Von Wolf Stegemann
Professor Werner Maser schreibt in seinem Buch »Das Regime. Alltag in Deutschland 1933 – 1945«:
»Dass die Jugend sofort sichtlich in den Dienst des Staates genommen wurde, erfuhr sie unmittelbar nicht nur durch die ideologisch artikulierten Erklärungen ihrer Lehrer in den Schulen, sondern erlebte es konkret am eigenen Leibe durch die gravierend radikale Aufwertung des Turnens und dessen Einordnung als ,Leibesübungen’ im Rahmen des gesamten Erziehungssystems. Sport sei vom Gedanken der Volksgemeinschaft betrachtet worden. «
Diese von Hitler genannte »körperliche Ertüchtigung« rangierte lt. Maser bald an erster Stelle jeder Erziehung. »Weltanschauliche Hörigkeit ersetzte das traditionelle pädagogische Ethos.«
Der mit Dorsten verwandtschaftlich verbundene Oldenburgsche Staatsminister Heinz Spangemacher sagte am 12. April 1933:
»Das wichtigste aber scheint mir zu sein, eine Gleichschaltung auch auf dem Gebiete der Schule vorzunehmen. Das Endziel, das wir erstreben, ist der nationalsozialistische Mensch und damit das nationalsozialistische Volk und der nationalsozialistische Staat. […] So haben wir da auch die Aufgabe der Schule: die Erziehung des deutschen Menschen zum bewusst völkischen Kämpfer. […] Wenn ich Schulräte abbaue, wenn ich Rektoren aus ihren Stellen herausnehme und sie als Klassenlehrer beschäftige, so tue ich das nur, um an ihre Stelle Menschen zu setzen, die als Führer und Lehrer aus heißen Herzen heraus den Ideen zur Wirklichkeit verhelfen, die wir predigen. «
Lehrer bekamen früh Parteiämter
Eine geistige Auseinandersetzung mit dem von der Weimarer Republik übernommenen Schulsystem, das befasst war mit den umstrittenen Fragen der Strukturreform und des kirchlichen Einflusses, schob die NSDAP auf.

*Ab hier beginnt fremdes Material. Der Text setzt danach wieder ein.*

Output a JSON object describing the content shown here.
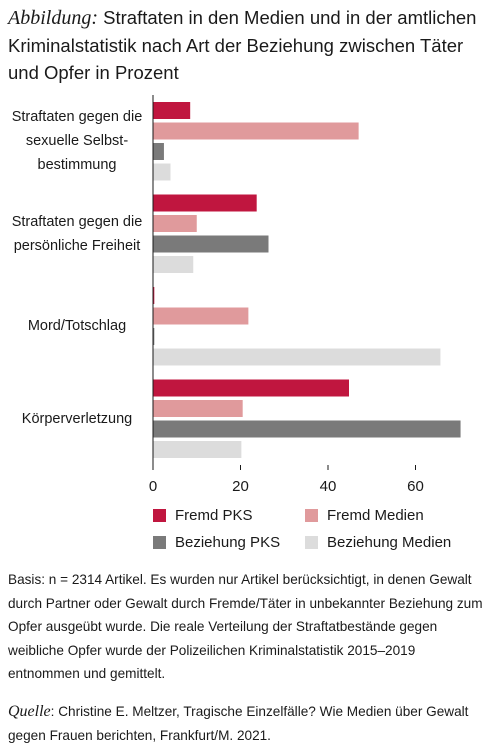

Vielmehr zeigte sie nach Übernahme der Regierungsverantwortung einen Machtpragmatismus: Entlassung nicht konfessionell gebundener Lehrer, Überhäufung der Lehrerschaft mit Parteiämtern, vornehmlich NSDAP-Propagandaleiter oder Ortsgruppenleiter, Schließung der »weltlichen« Schulen (ohne Religionsunterricht), wie die Baldurschule in Holsterhausen, Auslese nach dem 4. Schuljahr nach neuen Gesichtspunkten der körperlichen, charakterlichen und »völkischen« Eignung. Anstelle eines 9. Volksschuljahres richtete Preußen 1934 das so genannte Landschuljahr ein. Die Zahl der humanistischen Gymnasien wurde stark reduziert, wodurch deren Prestige stark erhöht wurde. 1937 wurde das 13. Schuljahr abgeschafft. Dazu Dr. Harald Steffahn (Hamburg):
»Trotz ihrer Widersprüchlichkeit ist die Schulpolitik in ihrem Ergebnis als konsequente Durchsetzung von Hitlers Maximen zu interpretieren: Verkürzung und Ideologisierung des Unterrichts, Ausweitung der Leibeserziehung, Geschlechtertrennung, Aussonderung der Juden, Zurückdrängen des kirchlichen Einflusses, Sicherung der politischen Kontrolle über schulische Ausleseprozesse, Differenzierung der beruflichen Ausbildung, Erzeugung von Kriegsbegeisterung bei Jungen und Vorbereitung auf die Mutterrolle bei den Mädchen.«
Eine große Rolle spielte die Person des Führers auch und gerade in der Schule. Dazu S. Johanna Eichmann OSU im 3. Band „Dorsten unterm Hakenkreuz«. Sie veröffentlicht darin einen Teil der Rede des NS-Lehrerbund-Ideologen und Studienrats Kregeler aus Bottrop, die er 1934 im Saal Koop am Markt gehalten hatte, abgedruckt in der Dorstener Volkszeitung. Der Redner schilderte
»die heroische Persönlichkeit des Volkskanzlers, den das Erleben der Frontjahre im unerschütterlichen Glauben an das deutsche Volk, an die Nation befestigt habe. Hitler, der packte, gewann und formte, nicht beherrschte, sondern diente, nicht hasste, sondern liebte, habe aus innerstem Herzen heraus die Herzen gewonnen. Der Führer habe mit flammendem Herzen Tag und Nacht gearbeitet, um ein Problem nach dem andern zur wohlüberlegten Entscheidung zu bringen. Dieser Führer des deutschen Volkes kenne auf profanem Gebiete nicht seinesgleichen, höchstens auf religiösem.«
Lehrer waren im Nationalsozialismus »ideologische Vordenker«
Warum ließen sich gerade Lehrer vom Nationalsozialismus so hochgradig begeistern? Dazu S. Johanna Eichmann:
»Ein wichtiger Grund liegt sicher im Erziehungsnotstand der frühen Dreißiger Jahre. Auf welches Ziel hin konnte man die Jugend noch erziehen? Welche Vorbilder konnte man ihr mitgeben? Die nach dem Ersten Weltkrieg einsetzende Liberalisierung auf allen Ebenen hatte weniger Befreiung gebracht als Verwirrung. In dieser schwierigen Situation lieferte der Nationalsozialismus eine Fülle an völkischen und pseudoreligiösen Idealen, die darüber hinaus in dem sakral überhöhten Vorbild des Führers zusammengefasst waren.«
Lehrer wurden von der NSDAP als die »ideologischen Vordenker« angesehen.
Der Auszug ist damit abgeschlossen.